И он не ошибся. Лицо человека, в очередной раз появившегося на крыльце дома, в точности совпадает с тем, которое он видел на паре сотен фотографий. Вот он достает сигарету, вот подносит зажигалку, пару раз затягивается неглубоко, чтобы разжечь табак, потом, когда сигарета затлела основательно, делает глубокий вдох.
Пуля ловит его именно в этот момент. И жизнь выходит из него вместе с дымом…
Азир понимает, чему вдруг заулыбался с закрытыми глазами Игорь. Понимает и пока не боится. Он знает, что Игорь никогда не мог определить, кого он боится больше — Азира или Салима. Они оба были одинаково кровожадны — вот только Салим был чертовски прямолинеен в своих желаниях и поступках.
— А ведь я знаю, кто сделал это, — вдруг говорит Игорь, постукивая рукой по протезу под брюками. — Я знаю.
Азир не понимает. Он на самом деле не понимает, о чем говорит сержант. Не понимает, пока тот не задирает правую штанину вновь. Титановая трубка вызывает у него удивление.
— Этого не было… — начинает он. — Я не знал об этом ничего. Когда? Ведь ты был у нас три года…
— Ты уезжал. На четыре месяца, ты же должен помнить.
Азир вспоминает что–то, потом кивает.
— Я хотел бежать, — тихо говорит Игорь. — Я ждал, чтобы ты исчез. И ты уехал. Я знал, что если не сделаю это сейчас, то уже потом не смогу этого сделать никогда. У меня оставались последние силы, которые Салим пока не сумел отобрать. И я сбежал…
Азир слушал, раскрыв рот. Он уверен, что знает об Игоре все — но оказывается. Что это не так.
— Я переоценил свои силы — это было ясно с первых же шагов, когда я рванул от конвоя, что вели меня на очередную… забаву к Салиму…
Игоря передернуло, будто он увидел перед собой гадюку.
— Бежать надо было раньше — месяца на два, не меньше. Пока я сидел на цепи в своем подвале, я чувствовал себя более–менее сносно, несмотря на весь ужас моего положения. Но на улице, во время бега — стало ясно, что та анемия, которую искусственно вызывал Салим, делая мне какие–то кровопускания в своей лаборатории, сыграла свою роль. Я сумел пробежать лишь пару километров… В ту сторону, где были развалины церкви…

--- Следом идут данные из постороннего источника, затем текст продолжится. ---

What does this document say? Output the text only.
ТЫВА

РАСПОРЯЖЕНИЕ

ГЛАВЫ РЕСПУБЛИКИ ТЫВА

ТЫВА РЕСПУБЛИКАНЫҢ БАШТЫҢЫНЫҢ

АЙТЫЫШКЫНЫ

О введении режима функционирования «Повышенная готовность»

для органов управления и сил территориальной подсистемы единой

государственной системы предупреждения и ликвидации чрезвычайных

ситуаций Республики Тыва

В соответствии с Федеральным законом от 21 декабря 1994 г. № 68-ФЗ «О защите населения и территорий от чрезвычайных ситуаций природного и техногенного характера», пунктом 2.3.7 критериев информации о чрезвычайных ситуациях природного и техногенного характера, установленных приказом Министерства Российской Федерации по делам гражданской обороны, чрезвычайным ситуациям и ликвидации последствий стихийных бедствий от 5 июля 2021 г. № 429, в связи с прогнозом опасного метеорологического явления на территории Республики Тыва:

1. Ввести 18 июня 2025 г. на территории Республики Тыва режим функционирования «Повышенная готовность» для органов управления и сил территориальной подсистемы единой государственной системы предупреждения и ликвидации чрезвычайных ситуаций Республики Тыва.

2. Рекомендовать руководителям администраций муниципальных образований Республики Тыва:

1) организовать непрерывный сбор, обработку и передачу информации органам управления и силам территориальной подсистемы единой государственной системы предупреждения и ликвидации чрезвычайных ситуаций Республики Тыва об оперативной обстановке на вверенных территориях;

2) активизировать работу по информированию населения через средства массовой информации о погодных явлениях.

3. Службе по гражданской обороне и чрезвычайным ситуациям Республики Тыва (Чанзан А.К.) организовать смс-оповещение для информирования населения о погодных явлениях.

Азир кивнул — он прекрасно помнил местность вокруг лагеря.
— Там меня догнали. Даже не собаками — просто догнали, потому что у меня уже звенело в ушах, «мушки» кружились перед глазами целым роем, ноги не слушались… Я даже не боялся — не осталось сил на страх. Меня приволокли к Салиму и бросили на землю. Я помню его глаза… Он что–то говорил там по–вашему — хотя я за время плена выучил много слов, я мало что понял. Меня оттащили куда–то, где я еще не был — там ждали три человека в белых халатах…
Азир замер. Он уже знал, о чем будет дальше говорить Игорь.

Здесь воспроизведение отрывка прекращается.